На снегу розовый свет... (Дунаенко) - страница 220

А теперь Васька умирал. Кровь, пульсируя, вытекала из него на сарайный мусор, а я не мог её остановить, не знал, как… Васька уже на меня не смотрел. Он закрывал глаза, как будто устал, и ему очень хотелось спать. Нужно бы зажать какой–то сосуд. А где он? Ветеринара бы… У нас тут к человеку скорая только на другой день приезжает… Стоп!.. Гурьевна! Как я сразу о ней не подумал! Через три дома Гурьевна живёт. Она и зубную боль заговаривает, и кровь останавливает, и баб лечит от бесплодия. Но — у людей. А тут — зверушка обыкновенная.

Но раздумывать было некогда. Схватил я Ваську на руки, рану, как мог, рукой зажал, и — к Гурьевне.

Старушка нас будто бы уже поджидала: — Заходите, заходите, Александр Иванович. Да, не разувайтесь, я как раз прибирать собралась. Как ваше здоровье, как Мария Павловна, как мама?..

— Да, ничего, ничего, нормально всё у нас, вот — Васька… Господи! — Вырвалось у старушки. — Это кто же его так? Да вы кладите его, кладите сюда, прямо на лавку.

Чудес не бывает. Чудо — это когда не веришь, а что–то хорошее происходит вопреки. А, когда веришь и переставляются горы, когда от этого зацветает бесплодная смоковница — то в этом нет ничего чудесного. Потому что так должно быть.

Почему–то я верил, что у Гурьевны получится.
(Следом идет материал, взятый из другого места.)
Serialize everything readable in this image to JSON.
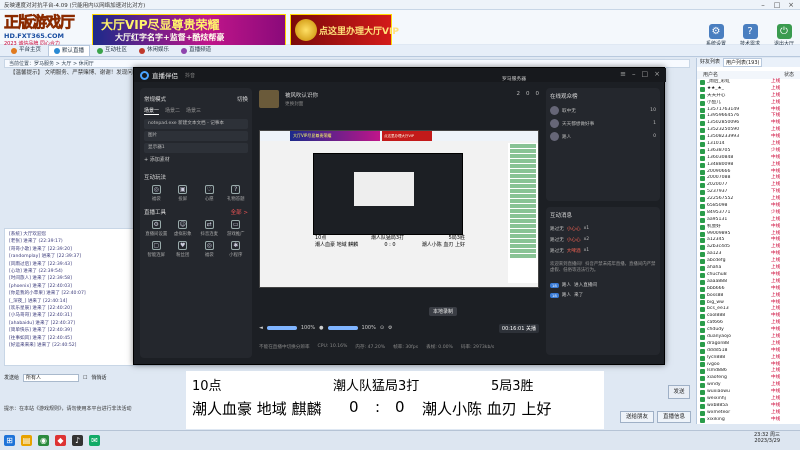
{
  "window": {
    "title": "反映速度对对抗平台-4.09 (只能用内以网络加速对比对方)"
  },
  "banner": {
    "logo_main": "正版游戏厅",
    "logo_site": "HD.FXT365.COM",
    "logo_slogan": "2023 诚信品牌 同心合力",
    "ad1_line1": "大厅VIP尽显尊贵荣耀",
    "ad1_line2": "大厅红字名字+监督+酷炫帮豪",
    "ad2_text": "点这里办理大厅VIP",
    "icons": [
      {
        "label": "系统设置",
        "icon": "gear-icon"
      },
      {
        "label": "技术需求",
        "icon": "help-icon"
      },
      {
        "label": "退出大厅",
        "icon": "exit-icon"
      }
    ]
  },
  "tabs": [
    {
      "label": "平台主页",
      "color": "#e07a1f"
    },
    {
      "label": "默认直播",
      "color": "#2a8ad4",
      "active": true
    },
    {
      "label": "互动社区",
      "color": "#3aa34a"
    },
    {
      "label": "休闲娱乐",
      "color": "#c0392b"
    },
    {
      "label": "直播频道",
      "color": "#8e44ad"
    }
  ],
  "address_bar": "当前位置：罗马服务 > 大厅 > 休闲厅",
  "marquee": "【温馨提示】 文明服务、严禁赌博、谢谢！发现问题请联系客服，欢迎大家踊跃参与……",
  "chat_lines": [
    "[系统] 大厅欢迎您",
    "[老张] 进来了 (22:39:17)",
    "[哥哥小歌] 进来了 [22:39:20]",
    "[randomplay] 进来了 [22:39:37]",
    "[风雨过后] 进来了 [22:39:43]",
    "[心动] 进来了 (22:39:54)",
    "[时间旅人] 进来了 [22:39:58]",
    "[phoenix] 进来了 [22:40:03]",
    "[你是我的小苹果] 进来了 [22:40:07]",
    "[_深夜_] 进来了 [22:40:14]",
    "[欢乐星辰] 进来了 [22:40:20]",
    "[小马哥哥] 进来了 [22:40:31]",
    "[ahabaidu] 进来了 [22:40:37]",
    "[简单快乐] 进来了 [22:40:39]",
    "[往事如风] 进来了 [22:40:45]",
    "[好运来来来] 进来了 [22:40:52]"
  ],
  "send_row": {
    "target_label": "发送给",
    "target_value": "所有人",
    "private_label": "悄悄话",
    "send_label": "发送"
  },
  "status_line": "提示：在本站《游戏规则》，请勿使用本平台进行非法活动",
  "bottom_buttons": [
    "送给朋友",
    "直播信息",
    "电子签名"
  ],
  "right_panel": {
    "tabs": [
      "好友列表",
      "用户列表(193)"
    ],
    "col_user": "用户名",
    "col_status": "状态",
    "users": [
      {
        "name": "_雨后_彩虹",
        "tag": "上线"
      },
      {
        "name": "★★_★_",
        "tag": "上线"
      },
      {
        "name": "天天开心",
        "tag": "上线"
      },
      {
        "name": "小鱼儿",
        "tag": "上线"
      },
      {
        "name": "13571763149",
        "tag": "中线"
      },
      {
        "name": "13959664576",
        "tag": "下线"
      },
      {
        "name": "13502850096",
        "tag": "中线"
      },
      {
        "name": "13523250590",
        "tag": "上线"
      },
      {
        "name": "13508233993",
        "tag": "中线"
      },
      {
        "name": "131014",
        "tag": "上线"
      },
      {
        "name": "13638705",
        "tag": "少线"
      },
      {
        "name": "136030848",
        "tag": "中线"
      },
      {
        "name": "134880098",
        "tag": "上线"
      },
      {
        "name": "20090666",
        "tag": "中线"
      },
      {
        "name": "20007088",
        "tag": "上线"
      },
      {
        "name": "2020077",
        "tag": "上线"
      },
      {
        "name": "5237937",
        "tag": "下线"
      },
      {
        "name": "222567552",
        "tag": "上线"
      },
      {
        "name": "6585098",
        "tag": "中线"
      },
      {
        "name": "84953771",
        "tag": "少线"
      },
      {
        "name": "aa95131",
        "tag": "上线"
      },
      {
        "name": "机会好",
        "tag": "中线"
      },
      {
        "name": "99009895",
        "tag": "上线"
      },
      {
        "name": "a12345",
        "tag": "中线"
      },
      {
        "name": "a2b3c4d5",
        "tag": "上线"
      },
      {
        "name": "aa123",
        "tag": "中线"
      },
      {
        "name": "abcdefg",
        "tag": "上线"
      },
      {
        "name": "ahaha",
        "tag": "上线"
      },
      {
        "name": "chuchu8",
        "tag": "中线"
      },
      {
        "name": "aaaa888",
        "tag": "上线"
      },
      {
        "name": "bbb666",
        "tag": "中线"
      },
      {
        "name": "boss88",
        "tag": "上线"
      },
      {
        "name": "big_ww",
        "tag": "中线"
      },
      {
        "name": "bcs_ee13",
        "tag": "上线"
      },
      {
        "name": "cool888",
        "tag": "中线"
      },
      {
        "name": "cat666",
        "tag": "上线"
      },
      {
        "name": "chdudy",
        "tag": "中线"
      },
      {
        "name": "duanyaojo",
        "tag": "上线"
      },
      {
        "name": "dragon88",
        "tag": "上线"
      },
      {
        "name": "dddd518",
        "tag": "中线"
      },
      {
        "name": "lycn888",
        "tag": "上线"
      },
      {
        "name": "ivgoo",
        "tag": "中线"
      },
      {
        "name": "lsmd886",
        "tag": "上线"
      },
      {
        "name": "xiaofeng",
        "tag": "中线"
      },
      {
        "name": "windy",
        "tag": "上线"
      },
      {
        "name": "wuxiaowu",
        "tag": "中线"
      },
      {
        "name": "weixinhj",
        "tag": "上线"
      },
      {
        "name": "wxb885a",
        "tag": "中线"
      },
      {
        "name": "wxmeteor",
        "tag": "上线"
      },
      {
        "name": "xixiking",
        "tag": "中线"
      }
    ]
  },
  "taskbar": {
    "time": "23:32 周三",
    "date": "2023/3/29"
  },
  "overlay": {
    "title": "直播伴侣",
    "subtitle": "抖音",
    "scene_section": "常规模式",
    "scene_toggle": "切换",
    "scene_tabs": [
      "场景一",
      "场景二",
      "场景三"
    ],
    "sources": [
      "notepad.exe 新建文本文档 - 记事本",
      "图片",
      "显示器1"
    ],
    "add_source": "+ 添加素材",
    "interact_section": "互动玩法",
    "interact_items": [
      "福袋",
      "投屏",
      "心愿",
      "礼物答题"
    ],
    "tools_section": "直播工具",
    "tools_more": "全部 >",
    "tools_items": [
      "直播间设置",
      "虚拟形象",
      "抖音连麦",
      "游戏推广",
      "智能连屏",
      "粉丝团",
      "福袋",
      "小程序"
    ],
    "room_name": "被风吹认识你",
    "room_cover": "更换封面",
    "room_stats": [
      "2",
      "0",
      "0"
    ],
    "live_badge": "罗马服务器",
    "volume_label": "100%",
    "mic_label": "100%",
    "duration": "00:16:01",
    "end_label": "关播",
    "local_record": "本地录制",
    "status_items": [
      "CPU: 10.16%",
      "内存: 47.20%",
      "帧率: 30fps",
      "丢帧: 0.00%",
      "码率: 2973kb/s"
    ],
    "status_hint": "不能在直播中切换分辨率",
    "audience_title": "在线观众榜",
    "audience": [
      {
        "name": "取中无",
        "count": "10"
      },
      {
        "name": "天天都想做好事",
        "count": "1"
      },
      {
        "name": "路人",
        "count": "0"
      }
    ],
    "interact_title": "互动消息",
    "gifts": [
      {
        "user": "路过无",
        "gift": "小心心",
        "count": "x1"
      },
      {
        "user": "路过无",
        "gift": "小心心",
        "count": "x2"
      },
      {
        "user": "路过无",
        "gift": "大啤酒",
        "count": "x1"
      }
    ],
    "notice": "欢迎来到直播间！抖音严禁未成年直播，直播间内严禁虚假、低俗等违法行为。",
    "messages": [
      {
        "level": "18",
        "user": "路人",
        "text": "进入直播间"
      },
      {
        "level": "18",
        "user": "路人",
        "text": "来了"
      }
    ],
    "preview_lines": [
      [
        "10点",
        "潮人队猛局3打",
        "5局3胜"
      ],
      [
        "潮人血豪 地域 麒麟",
        "0 : 0",
        "潮人小陈 血刃 上好"
      ]
    ]
  },
  "score": {
    "row1_time": "10点",
    "row1_mid": "潮人队猛局3打",
    "row1_right": "5局3胜",
    "row2_left": "潮人血豪 地域 麒麟",
    "row2_score_left": "0",
    "row2_colon": ":",
    "row2_score_right": "0",
    "row2_right": "潮人小陈 血刃 上好"
  }
}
Бабушка присела на лавку возле Васьки, положила на него руки и стала читать молитвы. Я краем уха слышал — молитвы наши, человеческие. А и действительно, какие же ещё? Ведь Бог у всех у нас один. И у меня. И у Васьки. И у любой букашки.

Гурьевна перестала шептать. Кровотечение остановилась. Но не потому, что из Васьки она вся вытекла. Он дышал. И чуть шевелил кончиком хвоста.

Целительница промыла рану марганцовкой, сделала перевязку: — Всё, забирайте своего Ваську.

И Васька поправился. Живуч оказался, как кошка и всё на нём зажило, как на собаке.

В один прекрасный день я сказал жене: — Мария! А давай устроим нашему Ваське праздник. Зарежу–ка я самого жирного нашего петушка, покромсаю на куски, и пусть котик покушает! Ведь, если бы не он — погибло бы всё наше куриное поголовье.

Жена оказалась не против. Только посоветовала петушка того всё–таки сварить, чтобы не развивать далее в нашем спасителе каннибальских привычек.

Сказано — сделано. Отварил я в большой кастрюле петушка, переложил его на противень и выставил в таком виде на крыльцо, где Васька уже сидел. Да не один. А с ним, конечно, и Чернушка, и Аксель.

Василий подошёл, обнюхал курятину, удовлетворительно муркнул и сел рядом: — Навались, — мол, — ребята! Я сегодня угощаю!

И ребята не заставили себя ждать. Аксель с Чернушкой так накинулись на ещё тёплое мясное блюдо, как будто у них во рту недели две маковой росинки не было.